In my experience of teaching, I have noticed that conveying the message about meso compounds is a lot easier when Fischer projections are used. So, we will talk about it by drawing the Fischer projections of three isomers of 2,3-dichlrobutane:
Here is how you recognize the meso isomer: it is the one that contains a plane of symmetry.
Out of the three, it is only the last one that has a plane of symmetry. It cuts the molecule in two, mirror-reflected halves:
One important clarification before we finalize the statement about meso compounds.
A meso compound must contain chirality centers. This means that not any molecule that has a plane of symmetry is a meso compound. For example:
Let’s get back to 2,3-dichlrobutane for additional details that are very important.
Notice that the first two isomers are nonsuperimposable mirror images. Therefore, they are enantiomers.
And to clarify why they nonsuperimposable, rotate the right isomer 180o to have it look like the left one and you will notice that the positions of Br groups are different, i.e. it does not represent the same molecule:
You can also check this by assigning the R and S configuration. It is inverted from 2R, 3S to 2S, 3R which confirms that they are enantiomers.
Here is the important part about the meso isomer! Unlike the first two, it does NOT have an enantiomer!
Why?
To answer this question, go ahead and draw its mirror image since enantiomers are mirror images:
At first, these may look like a pair of enantiomers. However, if you flip any of them, you can see that it represents the same molecule as its mirror image:
In other words, it is superimposable to its mirror image which means the two structures represent the same molecule. Therefore, a meso compound cannot have an enantiomer.
This is consistent with what we discussed in the beginning of stereochemistry-any object has a mirror image, but only chiral objects are nonsuperimposable to their mirror images. And these mirror images are called enantiomers.
Features of Meso Compounds
Let’s emphasize a few important observations:
1) Meso compounds are achiral
- This, in turn, means that meso compounds are optically inactive.
Yes, meso compounds do have chiral centers but they are all inverted. Every R is inverted to S and every S is inverted into R:
It is similar to having a racemic mixture where equal amounts of R and S configurations of the same carbon are present. They cancel out the rotation of plane-polarized light making the mixture optically inactive.
2) Meso compounds cannot have enantiomers
- Like any other molecule that is not chiral, meso compounds cannot have enantiomers since their mirror image represents the same compound:
Wedge and dash in Meso compounds
Sometimes, it is not obvious to spot the meso isomer when it is drawn in bond-line representation. The reason is that it is tempting to assume that the meso isomer is the one with all wedge or all dashed lines since it looks like there is a plane of symmetry.
For example, which of the isomers is a meso compound?
It looks like it is possible to place a plane of symmetry between the two bromines of the first isomer:
However, notice that even though the Br groups are on the same side (both wedge), they are still pointing in opposite directions – up and down. Therefore, they are not reflected through a plane of symmetry:
The second isomer, on the other hand, does have a plane of symmetry!
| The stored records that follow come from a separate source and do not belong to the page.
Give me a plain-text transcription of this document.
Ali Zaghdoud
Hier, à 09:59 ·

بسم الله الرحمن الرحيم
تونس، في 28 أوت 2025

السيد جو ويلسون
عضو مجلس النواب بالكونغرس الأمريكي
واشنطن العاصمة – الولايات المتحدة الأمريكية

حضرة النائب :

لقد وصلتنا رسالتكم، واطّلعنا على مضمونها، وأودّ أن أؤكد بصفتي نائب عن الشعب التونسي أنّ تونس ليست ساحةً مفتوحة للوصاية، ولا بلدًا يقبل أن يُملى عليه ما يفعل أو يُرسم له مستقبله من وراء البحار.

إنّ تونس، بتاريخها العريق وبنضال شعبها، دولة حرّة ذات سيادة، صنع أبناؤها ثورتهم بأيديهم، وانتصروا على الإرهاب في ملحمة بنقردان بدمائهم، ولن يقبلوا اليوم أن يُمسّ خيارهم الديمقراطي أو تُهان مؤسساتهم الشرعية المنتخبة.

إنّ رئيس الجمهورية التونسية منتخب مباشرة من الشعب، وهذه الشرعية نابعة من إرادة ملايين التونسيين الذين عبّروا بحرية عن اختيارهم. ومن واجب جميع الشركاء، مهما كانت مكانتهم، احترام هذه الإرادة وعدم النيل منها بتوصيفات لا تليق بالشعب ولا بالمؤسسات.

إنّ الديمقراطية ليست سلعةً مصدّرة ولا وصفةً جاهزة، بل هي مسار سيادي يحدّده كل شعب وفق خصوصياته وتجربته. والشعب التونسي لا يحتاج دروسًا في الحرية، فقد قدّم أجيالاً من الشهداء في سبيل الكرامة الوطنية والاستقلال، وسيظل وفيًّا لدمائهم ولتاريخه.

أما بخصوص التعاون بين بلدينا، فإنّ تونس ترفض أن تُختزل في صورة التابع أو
Yes, the Br groups are on opposite sides (wedge and dash), however, if we rotate about the central sigma bond, they both appear right next to each other:
To summarize, if you are asked to draw the meso isomer of a plain bond-line structure, you have two options. One is two draw the carbon chain in a regular zig-zag form and have the identical groups on the chiral carbon on opposite sides (wedge-dash):
And the other is to draw the carbon chain with these two groups pointing to the same direction having either both wedge or both dash lines (which is the same molecule since it is a meso compound).
I needed to review this concept and the trick about the wedge and dash notation for the alkyne quiz. Thanks for linking them.
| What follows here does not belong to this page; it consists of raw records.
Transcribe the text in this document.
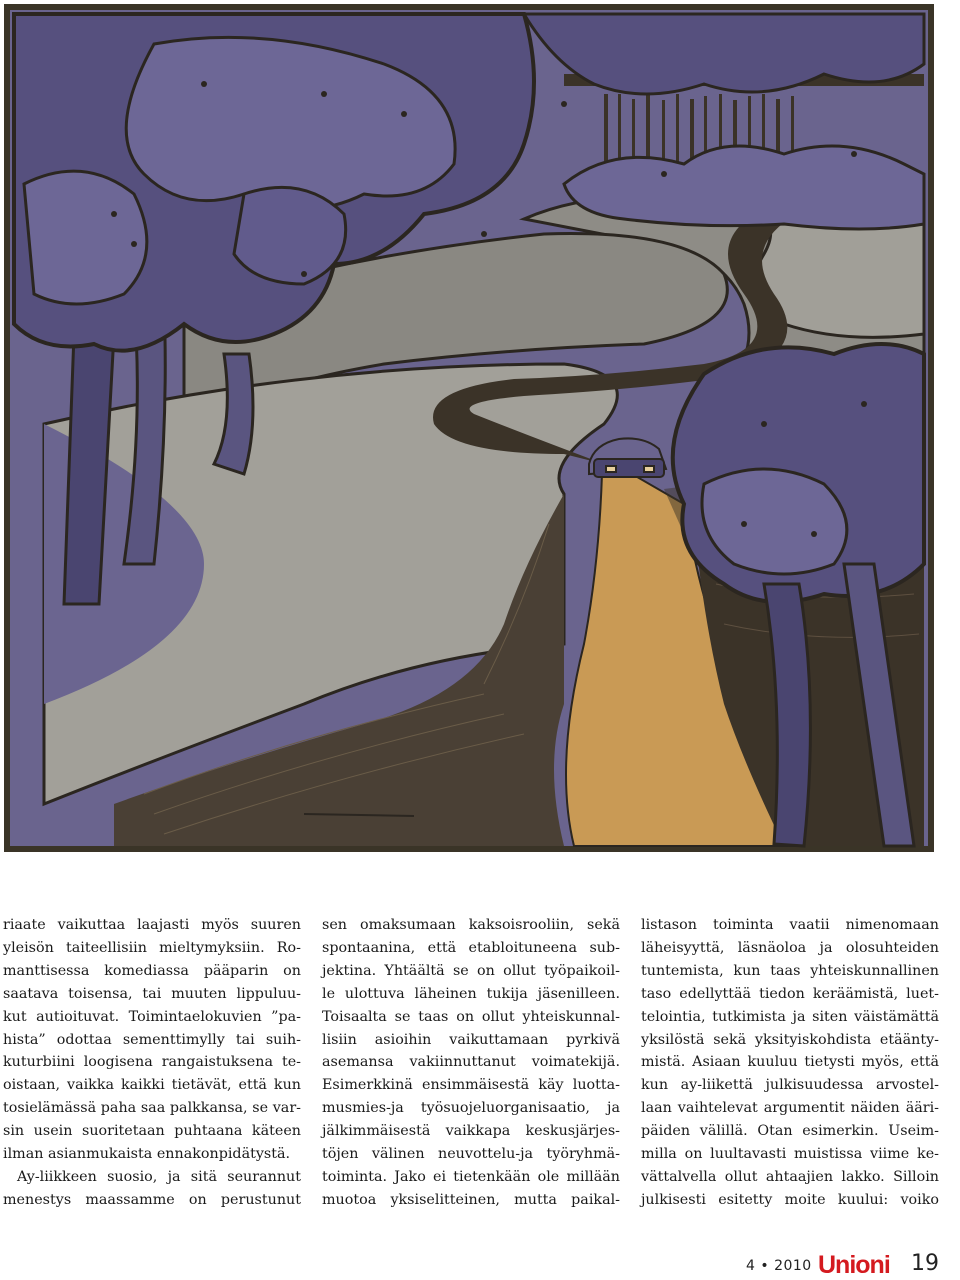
riaate vaikuttaa laajasti myös suuren
yleisön taiteellisiin mieltymyksiin. Ro-
manttisessa komediassa pääparin on
saatava toisensa, tai muuten lippuluu-
kut autioituvat. Toimintaelokuvien ”pa-
hista” odottaa sementtimylly tai suih-
kuturbiini loogisena rangaistuksena te-
oistaan, vaikka kaikki tietävät, että kun
tosielämässä paha saa palkkansa, se var-
sin usein suoritetaan puhtaana käteen
ilman asianmukaista ennakonpidätystä.

Ay-liikkeen suosio, ja sitä seurannut
menestys maassamme on perustunut

sen omaksumaan kaksoisrooliin, sekä
spontaanina, että etabloituneena sub-
jektina. Yhtäältä se on ollut työpaikoil-
le ulottuva läheinen tukija jäsenilleen.
Toisaalta se taas on ollut yhteiskunnal-
lisiin asioihin vaikuttamaan pyrkivä
asemansa vakiinnuttanut voimatekijä.
Esimerkkinä ensimmäisestä käy luotta-
musmies-ja työsuojeluorganisaatio, ja
jälkimmäisestä vaikkapa keskusjärjes-
töjen välinen neuvottelu-ja työryhmä-
toiminta. Jako ei tietenkään ole millään
muotoa yksiselitteinen, mutta paikal-

listason toiminta vaatii nimenomaan
läheisyyttä, läsnäoloa ja olosuhteiden
tuntemista, kun taas yhteiskunnallinen
taso edellyttää tiedon keräämistä, luet-
telointia, tutkimista ja siten väistämättä
yksilöstä sekä yksityiskohdista etäänty-
mistä. Asiaan kuuluu tietysti myös, että
kun ay-liikettä julkisuudessa arvostel-
laan vaihtelevat argumentit näiden ääri-
päiden välillä. Otan esimerkin. Useim-
milla on luultavasti muistissa viime ke-
vättalvella ollut ahtaajien lakko. Silloin
julkisesti esitetty moite kuului: voiko

4 • 2010 Unioni 19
You are welcome, Autumn. It’s good to hear this feedback.
So much information. Thank you, sir!
Hi, why is the c) from exercise 2 chiral?
You need to pay attention to the configuration of the methyl groups and determine whether it allows to have a plane of symmetry. I wrote more about it in the answer to the problem.
Hello, the logic applied for meso compound where both the Cl are on the same side, can be applied for the one with Cl on different sides. From that, we get the same compound like meso one, but that would be wrong. Please clarify.
I am not following your question. Can you elaborate if it is about an example in this article and if yes, what molecule it is referred to?
why 1. a) is meso? I thought it doesn’t have chiral centers. Thank you in advance.
Yes, it’s not a meso compound. Thanks for letting me know!